We are connected to Colombia through a history of racism. Over 200 years ago, Africans were brought to Colombia as slaves to work in the mines or on the farms. Eventually some escaped and went west, where they created villages, grew rice, fruit, vegetables, caught fish in the rivers. The land and the river gave them enough for a decent life. But these Afro-Colombians are not well treated by the government, not a high priority. They are seen as lower-class. Black bodies are treated as more disposable there, just as they are here. This western area is filled with paramilitary groups that terrorize the villagers, kill them, “disappear” them, inflict violence on them. Villagers are displaced, forced off their land. With nowhere else to go, they drift into cities and live in slums. The indigenous village that was part of our pilgrimage is in danger of extinction. Does this sound like our own history with slavery and treatment of Native Americans? Genocide, displacement, discrimination—as if people can be disposable. So we can learn from each other, try to figure out a better way together.

 

We are connected through COVID-19. If anything has shown us how connected we all are, it is this coronavirus, which strikes peasants and presidents alike. The US has 4% of the world’s population but about 20% of the cases of coronavirus. Colombia has the second highest rate of cases in Latin America. When we on this pilgrimage paid for this trip, much of our money went to preparing 200 kits to deliver to people in these six villages. These kits contained food staples such as sugar, rice, and pasta. The kits also contained hygiene packets as well as masks and hand sanitizer. Community councils in each village selected who would receive these kits, prioritizing those who had survived violence and those most in need. Distribution of these 200 kits benefitted an estimated 700 people. So our money is helping the poorest and neediest take care of themselves during this pandemic.

 

Finally, we are connected through faith. Paul’s words to the Romans resonate here: “Rejoice in hope, be patient in suffering, persevere in prayer. Contribute to the needs of the saints; extend hospitality to strangers” (Romans 12:12-13). The needs are great. Paul teaches us how to be good people of faith with each other.

 

On this trip I was continually looking for what we could do about the things we were learning. And there are some things we can do, which we will get to in the next two weeks. But we start simply by being present, by bearing witness, by meeting people and hearing their stories. We feed the hungry, give masks to those who don’t have them.
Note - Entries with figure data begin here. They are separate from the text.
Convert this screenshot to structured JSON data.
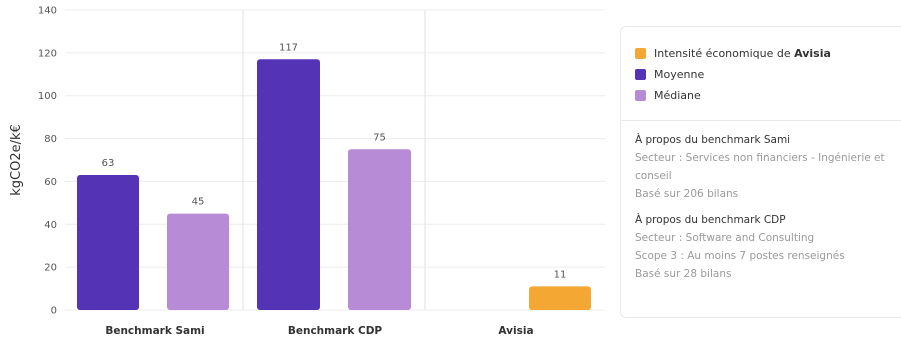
{
  "chart_data": {
    "type": "bar",
    "ylabel": "kgCO2e/k€",
    "ylim": [
      0,
      140
    ],
    "yticks": [
      0,
      20,
      40,
      60,
      80,
      100,
      120,
      140
    ],
    "grid": true,
    "legend_position": "right",
    "categories": [
      "Benchmark Sami",
      "Benchmark CDP",
      "Avisia"
    ],
    "bars": [
      {
        "category": "Benchmark Sami",
        "series": "Moyenne",
        "value": 63,
        "label": "63"
      },
      {
        "category": "Benchmark Sami",
        "series": "Médiane",
        "value": 45,
        "label": "45"
      },
      {
        "category": "Benchmark CDP",
        "series": "Moyenne",
        "value": 117,
        "label": "117"
      },
      {
        "category": "Benchmark CDP",
        "series": "Médiane",
        "value": 75,
        "label": "75"
      },
      {
        "category": "Avisia",
        "series": "Intensité économique de Avisia",
        "value": 11,
        "label": "11"
      }
    ],
    "series": [
      {
        "name": "Intensité économique de Avisia",
        "color": "#F5A733"
      },
      {
        "name": "Moyenne",
        "color": "#5533B5"
      },
      {
        "name": "Médiane",
        "color": "#B88BD6"
      }
    ]
  },
  "legend": {
    "items": [
      {
        "prefix": "Intensité économique de ",
        "bold": "Avisia",
        "color": "#F5A733"
      },
      {
        "prefix": "Moyenne",
        "bold": "",
        "color": "#5533B5"
      },
      {
        "prefix": "Médiane",
        "bold": "",
        "color": "#B88BD6"
      }
    ]
  },
  "info": {
    "sami": {
      "title": "À propos du benchmark Sami",
      "lines": [
        "Secteur : Services non financiers - Ingénierie et",
        "conseil",
        "Basé sur 206 bilans"
      ]
    },
    "cdp": {
      "title": "À propos du benchmark CDP",
      "lines": [
        "Secteur : Software and Consulting",
        "Scope 3 : Au moins 7 postes renseignés",
        "Basé sur 28 bilans"
      ]
    }
  },
  "colors": {
    "grid": "#ececec",
    "separator": "#e2e2e2",
    "axis_text": "#555555",
    "category_text": "#333333"
  }
}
We try their recipes, listen as they speak of violence and soccer games, of loss and hope, of trauma and reconciliation. We pray with them and for them. We share our communion table and our faith that God is present in and with and all around them, just as God is present in and with and all around us.

 

When people say, “Why take this pilgrimage? You can’t fix their problems. You meet strangers for one week and then you go away and never see them again.” Yes. But I am changed by the experience, and so are they. I get to reflect on how my lifestyle is connected to these people thousands of miles away: all that we share in common, all that is different and horizon-expanding in my understanding of what it means to be human and a child of God. Maybe I am able to help them in some small way. And maybe they help me see the same problems in my own community and get ideas for how to be a peacemaker right where I am. We are certainly living in turbulent times, whether we are in Colombia or right here in the U.S. As Paul says, “If it is possible, so far as it depends on you, live peaceably with all” (Rom 12:18). Meeting each other and learning to love each other—connecting as fellow humans, fellow children of God—is the first step. Let us be committed to that journey. Amen.